If you were previously employed and find yourself in a situation where you have been terminated, you may have a right to make a wrongful dismissal claim, depending on the circumstances.
There are various factors to consider.
First, were you part of a union? If so, unfortunately this will preclude you from making a claim as members of unions receive their own benefits under a collective agreement.
If you were not part of a union, we can look further into the circumstances surrounding the employment.
Were you fired for an explicit reason relating to your conduct?
Examples of this would include engaging in harassment, shirking work responsibilities, being late repeatedly, stealing or other forms of criminal conduct.
If the answer is yes, then your employer likely had just cause to fire you and your prospects for taking any legal courses of action are likely not very strong.
Under the Employment Standards Act (ESA), if an employee maintained employment with the same employer for three months or longer, they are entitled to, at a minimum, notice or pay in lieu of notice.
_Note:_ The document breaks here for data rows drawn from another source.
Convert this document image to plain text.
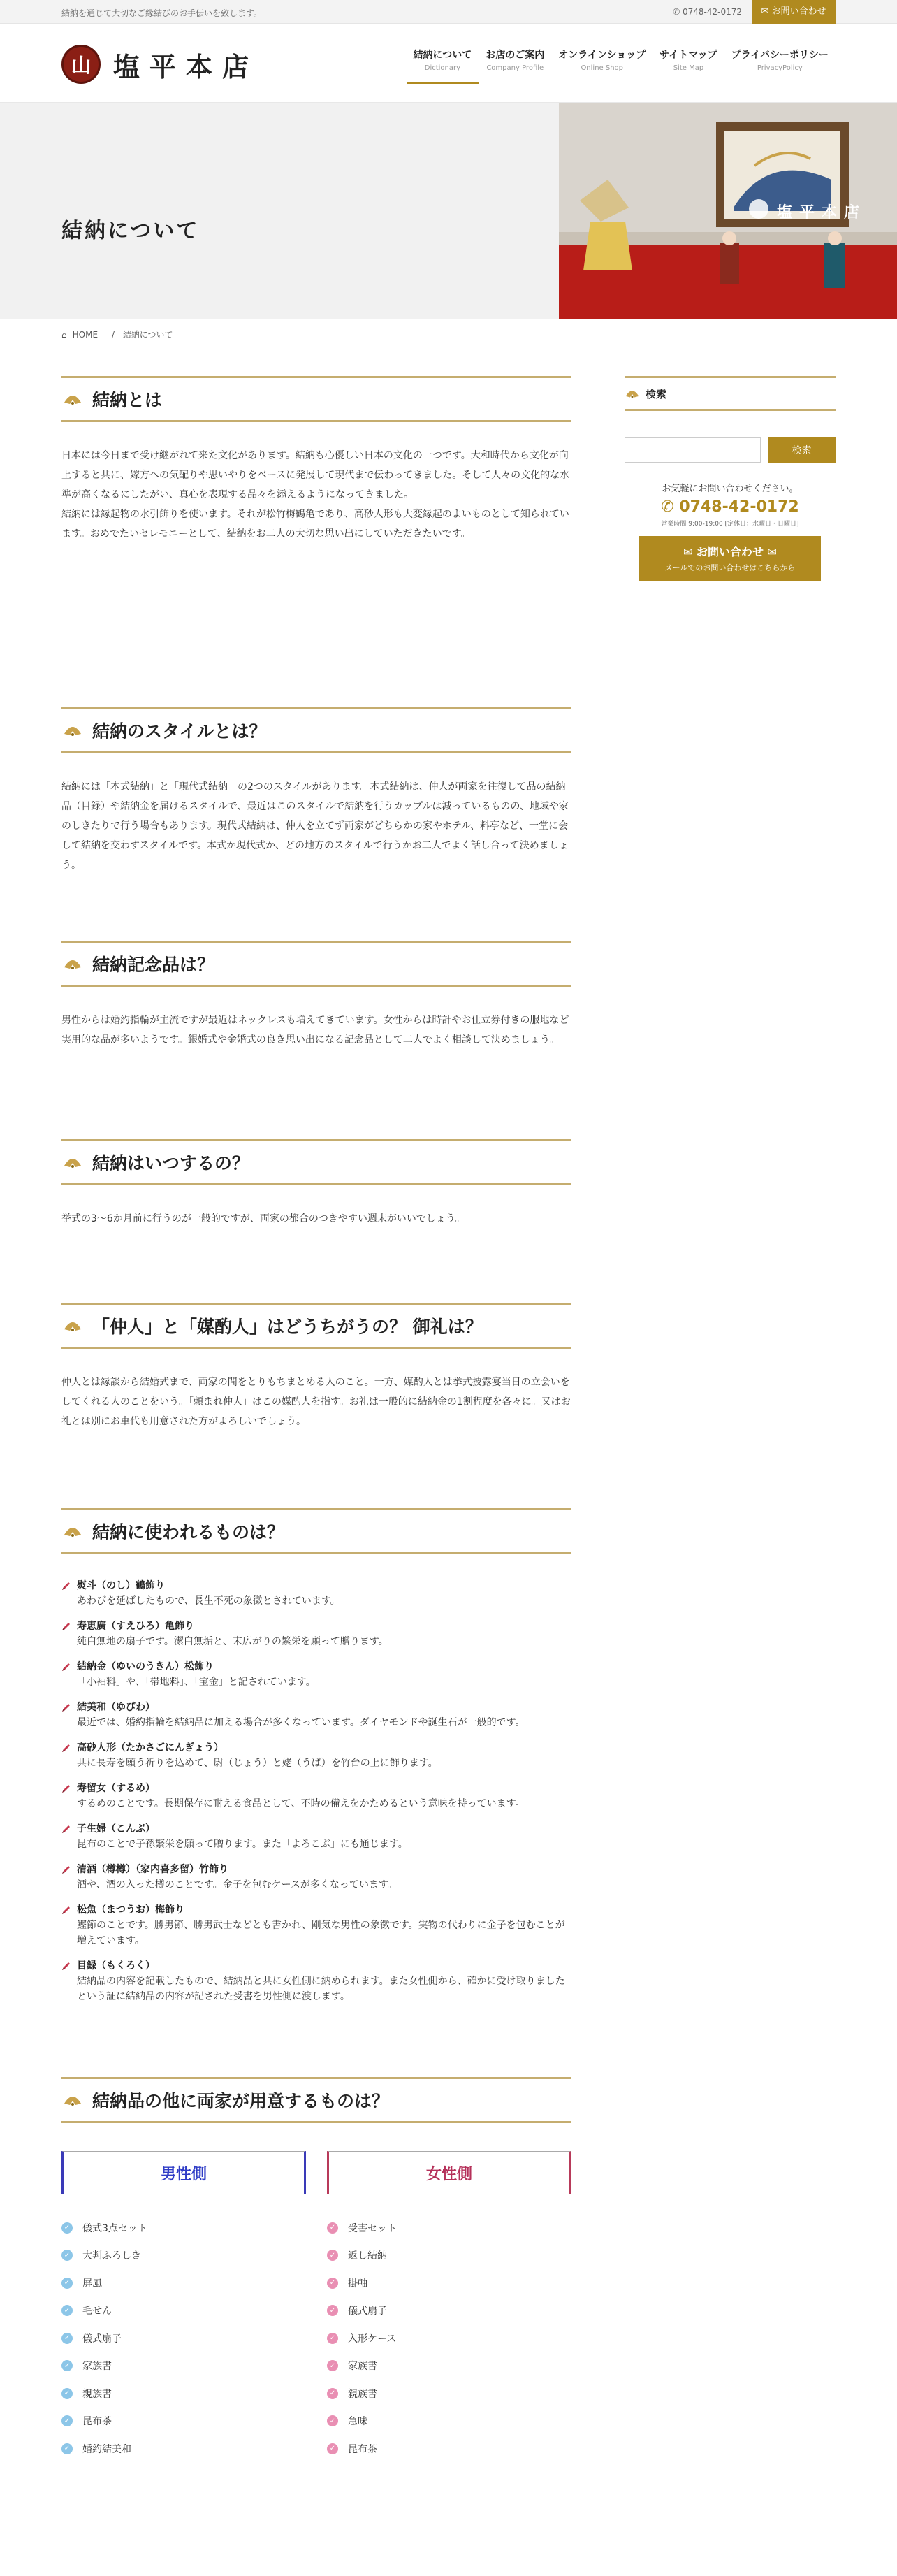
結納を通じて大切なご縁結びのお手伝いを致します。	✆ 0748-42-0172	✉ お問い合わせ
山 塩平本店	結納について
Dictionary
お店のご案内
Company Profile
オンラインショップ
Online Shop
サイトマップ
Site Map
プライバシーポリシー
PrivacyPolicy
結納について
塩平本店
⌂ HOME / 結納について
結納とは
日本には今日まで受け継がれて来た文化があります。結納も心優しい日本の文化の一つです。大和時代から文化が向上すると共に、嫁方への気配りや思いやりをベースに発展して現代まで伝わってきました。そして人々の文化的な水準が高くなるにしたがい、真心を表現する品々を添えるようになってきました。
結納には縁起物の水引飾りを使います。それが松竹梅鶴亀であり、高砂人形も大変縁起のよいものとして知られています。おめでたいセレモニーとして、結納をお二人の大切な思い出にしていただきたいです。
結納のスタイルとは？
結納には「本式結納」と「現代式結納」の2つのスタイルがあります。本式結納は、仲人が両家を往復して品の結納品（目録）や結納金を届けるスタイルで、最近はこのスタイルで結納を行うカップルは減っているものの、地域や家のしきたりで行う場合もあります。現代式結納は、仲人を立てず両家がどちらかの家やホテル、料亭など、一堂に会して結納を交わすスタイルです。本式か現代式か、どの地方のスタイルで行うかお二人でよく話し合って決めましょう。
結納記念品は？
男性からは婚約指輪が主流ですが最近はネックレスも増えてきています。女性からは時計やお仕立券付きの服地など実用的な品が多いようです。銀婚式や金婚式の良き思い出になる記念品として二人でよく相談して決めましょう。
結納はいつするの？
挙式の3〜6か月前に行うのが一般的ですが、両家の都合のつきやすい週末がいいでしょう。
「仲人」と「媒酌人」はどうちがうの？ 御礼は？
仲人とは縁談から結婚式まで、両家の間をとりもちまとめる人のこと。一方、媒酌人とは挙式披露宴当日の立会いをしてくれる人のことをいう。「頼まれ仲人」はこの媒酌人を指す。お礼は一般的に結納金の1割程度を各々に。又はお礼とは別にお車代も用意された方がよろしいでしょう。
結納に使われるものは？
熨斗（のし）鶴飾り
あわびを延ばしたもので、長生不死の象徴とされています。
寿恵廣（すえひろ）亀飾り
純白無地の扇子です。潔白無垢と、末広がりの繁栄を願って贈ります。
結納金（ゆいのうきん）松飾り
「小袖料」や、「帯地料」、「宝金」と記されています。
結美和（ゆびわ）
最近では、婚約指輪を結納品に加える場合が多くなっています。ダイヤモンドや誕生石が一般的です。
高砂人形（たかさごにんぎょう）
共に長寿を願う祈りを込めて、尉（じょう）と姥（うば）を竹台の上に飾ります。
寿留女（するめ）
するめのことです。長期保存に耐える食品として、不時の備えをかためるという意味を持っています。
子生婦（こんぶ）
昆布のことで子孫繁栄を願って贈ります。また「よろこぶ」にも通じます。
清酒（樽樽）（家内喜多留）竹飾り
酒や、酒の入った樽のことです。金子を包むケースが多くなっています。
松魚（まつうお）梅飾り
鰹節のことです。勝男節、勝男武士などとも書かれ、剛気な男性の象徴です。実物の代わりに金子を包むことが増えています。
目録（もくろく）
結納品の内容を記載したもので、結納品と共に女性側に納められます。また女性側から、確かに受け取りましたという証に結納品の内容が記された受書を男性側に渡します。
結納品の他に両家が用意するものは？
男性側
✓ 儀式3点セット
✓ 大判ふろしき
✓ 屏風
✓ 毛せん
✓ 儀式扇子
✓ 家族書
✓ 親族書
✓ 昆布茶
✓ 婚約結美和
女性側
✓ 受書セット
✓ 返し結納
✓ 掛軸
✓ 儀式扇子
✓ 入形ケース
✓ 家族書
✓ 親族書
✓ 急味
✓ 昆布茶
検索
検索
お気軽にお問い合わせください。
✆ 0748-42-0172
営業時間 9:00-19:00 [定休日：水曜日・日曜日]
✉ お問い合わせ ✉
メールでのお問い合わせはこちらから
Often there are times when employers opt to pay the terminated employee in lieu of notice in order to avoid maintaining an uncomfortable workplace environment. In this case, your employer has seven days to pay your wage from the date you were terminated, or they can wait until your next scheduled pay date. The employer can choose whichever date comes later.
The ESA outlines the minimum statutory requirements for notice and pay in lieu of notice.
For example, if an employee worked between three months and a year, then that person is entitled to one weeks’ notice or one weeks’ pay in lieu of notice.
If an employee worked one to two years, then it is two weeks’ notice or two weeks’ pay in lieu of notice.
Starting at three years employment, the weeks of notice correspond to the years of employment (i.e. three weeks notice is required for three years of employment, four weeks for four years, and so on…)
However, should a terminated employee decide to pursue legal action, the courts have shown that in most circumstances, additional notice should have been required. The courts will look at all the facts surrounding the employee’s case including whether there was an employment contract, how long the employee worked for the employer, the nature of the employee’s job, the employee’s age and his or her prospects at finding a new job in the same field. It is because of the court’s past findings of additional required notice periods that provide compelling reasons for terminated employees to pursue wrongful dismissal claims.
For example, in Ruston v Keddco Mfg. (2011) Ltd., 2019 ONCA 125, the Court of Appel upheld the trial judge’s decision to award the Plaintiff who had been employed with his company for 11 years, a whopping 19 months pay in lieu of notice. This award did, in fact, take into consideration many factors, such as the Plaintiff’s salary, his highest level of education, his advanced age, the seniority of his position, the prospects of finding new employment, his personal caregiving responsibilities that would impact any new employment opportunities and his employer’s failure to provide a letter of recommendation to assist him in finding new employment.
Cases such as this one illustrate that the prescribed notice periods outlined in the ESA are not the final word on the subject and that the courts are willing to modify these periods depending on the context of each case.
If you do, in fact, find yourself terminated, it is best to avoid signing any document provided by your employer that may preclude your right to take legal action. It is always best to speak to a lawyer first in order to know your legal options. Severance may also be payable to a terminated employee depending on the circumstances. This is also an entirely different issue separate from termination pay that any terminated employee should look into closely and is something you should speak to a lawyer about.
If you are confident that you have maintained a clean record over the course of your employment, you just might have a compelling case to make a wrongful dismissal claim. It never hurts to speak to a lawyer about your case! Better safe than sorry!